«Codes culturels» : vives réactions à l'acquittement d'un réfugié jugé pour viol sur mineure
Plusieurs politiques ont réagi après qu'un tribunal de la Manche a acquitté un jeune réfugié originaire du Bangladesh jugé pour le viol d'une lycéenne : la défense a évoqué le fait que l'accusé n'avait pas les «codes culturels».
Mise à jour le 29 novembre avec la réaction de la cour d'assises aux commentaires politiques suscités par l'affaire
Ainsi que le rapporte La Manche libre, un jeune réfugié d'origine bangladaise, jugé par la cour d'assises de la Manche, a été acquitté le 21 octobre du viol d'une lycéenne. La cour a en effet estimé, entre autres motifs, qu que l'accusé n'avait pas conscience de lui imposer un rapport sexuel. Il a cependant été condamné à deux ans de prison avec sursis assortis d'une mise à l'épreuve pour une deuxième affaire similaire dans laquelle il comparaissait devant la justice.
L'avocat général avait requis six ans de réclusion criminelle mais les juges ont, semble-t-il, été convaincus par la plaidoirie de l'avocate de la défense. Au détour d'une longue plaidoirie, celle-ci a notamment invoqué des difficultés d'interprétation du jeune homme qui «n'avait pas les codes culturels» pour prendre conscience qu'il imposait une relation par crainte ou par surprise. Il y aurait également eu une difficulté d'interprétation de la part de la victime, qui aurait pu prendre un regard comme une menace et donc une contrainte. Enfin, les enquêteurs n'auraient pas su mesurer immédiatement le désarroi de la victime.
L'affaire pour laquelle il a été acquitté s'est déroulée le 10 décembre 2015, à Saint-Lô, dans la Manche, dans le studio qu'occupait le jeune homme dans son foyer. La victime a déclaré aux enquêteurs qu'elle était tétanisée par la peur et que, si elle avait exprimé verbalement son refus d'avoir une relation sexuelle, elle s'était montrée incapable de s'y opposer. Le jeune homme a maintenu qu'elle était consentante et même demandeuse.
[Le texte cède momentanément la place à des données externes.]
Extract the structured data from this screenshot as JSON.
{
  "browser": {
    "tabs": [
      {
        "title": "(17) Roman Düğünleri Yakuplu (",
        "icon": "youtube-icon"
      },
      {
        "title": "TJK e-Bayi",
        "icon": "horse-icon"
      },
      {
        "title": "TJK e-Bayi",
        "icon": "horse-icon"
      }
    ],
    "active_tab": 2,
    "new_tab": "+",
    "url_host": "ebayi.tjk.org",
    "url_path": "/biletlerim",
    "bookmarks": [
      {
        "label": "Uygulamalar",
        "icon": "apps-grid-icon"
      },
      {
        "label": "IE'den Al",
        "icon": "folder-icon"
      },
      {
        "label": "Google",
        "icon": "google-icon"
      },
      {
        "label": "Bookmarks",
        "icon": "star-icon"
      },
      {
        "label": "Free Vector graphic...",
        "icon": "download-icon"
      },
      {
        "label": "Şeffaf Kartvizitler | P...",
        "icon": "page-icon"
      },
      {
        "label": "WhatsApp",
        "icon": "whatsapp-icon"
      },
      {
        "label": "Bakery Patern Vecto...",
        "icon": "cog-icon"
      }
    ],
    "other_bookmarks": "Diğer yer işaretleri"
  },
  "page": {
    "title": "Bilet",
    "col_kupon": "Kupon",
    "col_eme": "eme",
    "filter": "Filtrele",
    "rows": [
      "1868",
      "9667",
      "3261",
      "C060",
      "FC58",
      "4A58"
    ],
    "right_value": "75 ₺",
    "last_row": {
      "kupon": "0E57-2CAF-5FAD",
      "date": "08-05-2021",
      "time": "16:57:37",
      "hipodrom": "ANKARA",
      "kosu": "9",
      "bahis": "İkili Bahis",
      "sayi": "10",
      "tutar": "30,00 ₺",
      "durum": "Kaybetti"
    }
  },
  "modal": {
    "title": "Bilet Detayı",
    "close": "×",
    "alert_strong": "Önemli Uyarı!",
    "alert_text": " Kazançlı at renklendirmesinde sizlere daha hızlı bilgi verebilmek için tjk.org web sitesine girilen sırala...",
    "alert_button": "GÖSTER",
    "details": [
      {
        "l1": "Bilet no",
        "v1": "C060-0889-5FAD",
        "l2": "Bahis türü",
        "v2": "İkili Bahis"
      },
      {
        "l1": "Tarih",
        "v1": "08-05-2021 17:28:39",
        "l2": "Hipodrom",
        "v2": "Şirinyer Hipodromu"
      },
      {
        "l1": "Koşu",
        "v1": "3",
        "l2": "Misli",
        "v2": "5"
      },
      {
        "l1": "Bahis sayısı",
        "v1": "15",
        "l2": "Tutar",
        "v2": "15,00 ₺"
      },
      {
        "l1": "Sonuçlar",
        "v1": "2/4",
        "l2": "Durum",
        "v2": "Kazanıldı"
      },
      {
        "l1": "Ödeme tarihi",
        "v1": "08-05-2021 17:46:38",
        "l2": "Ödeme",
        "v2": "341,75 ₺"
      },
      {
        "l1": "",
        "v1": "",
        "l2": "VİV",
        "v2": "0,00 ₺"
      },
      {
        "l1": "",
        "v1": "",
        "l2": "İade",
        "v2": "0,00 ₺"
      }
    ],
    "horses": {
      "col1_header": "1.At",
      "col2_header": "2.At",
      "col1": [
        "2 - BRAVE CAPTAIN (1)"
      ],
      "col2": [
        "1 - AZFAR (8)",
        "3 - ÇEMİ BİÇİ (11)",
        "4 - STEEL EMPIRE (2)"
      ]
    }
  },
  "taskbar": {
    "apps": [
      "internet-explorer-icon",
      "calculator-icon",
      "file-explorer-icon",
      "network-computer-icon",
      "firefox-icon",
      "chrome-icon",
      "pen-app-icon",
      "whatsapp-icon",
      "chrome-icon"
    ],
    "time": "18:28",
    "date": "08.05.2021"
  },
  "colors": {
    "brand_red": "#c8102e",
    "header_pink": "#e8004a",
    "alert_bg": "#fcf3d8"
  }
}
L'autre affaire, pour laquelle il a été condamné à deux ans de prison avec sursis, remonte au 29 septembre 2015. Le réfugié était alors parti se promener avec une jeune fille de 16 ans, du même lycée, avant de l'emmener dans son studio et de se livrer à des attouchements. Là encore, l'accusé avait assuré que la jeune fille était consentante.
«Il considère les femmes françaises comme des p*tes»
Le président de la cour d'assises a déploré que le dossier soit, selon lui, «un peu orphelin d'un certain nombre de diligences», citant notamment l'absence de confrontation, de perquisition et de saisie du téléphone et de l'ordinateur de l'accusé et une levée de garde à vue après seulement 39 minutes d'audition.
Après l'énoncé du verdict, le président a tout de même pris soin de préciser que «la décision de la cour n'[était] pas une remise en cause de la sincérité» de la plaignante.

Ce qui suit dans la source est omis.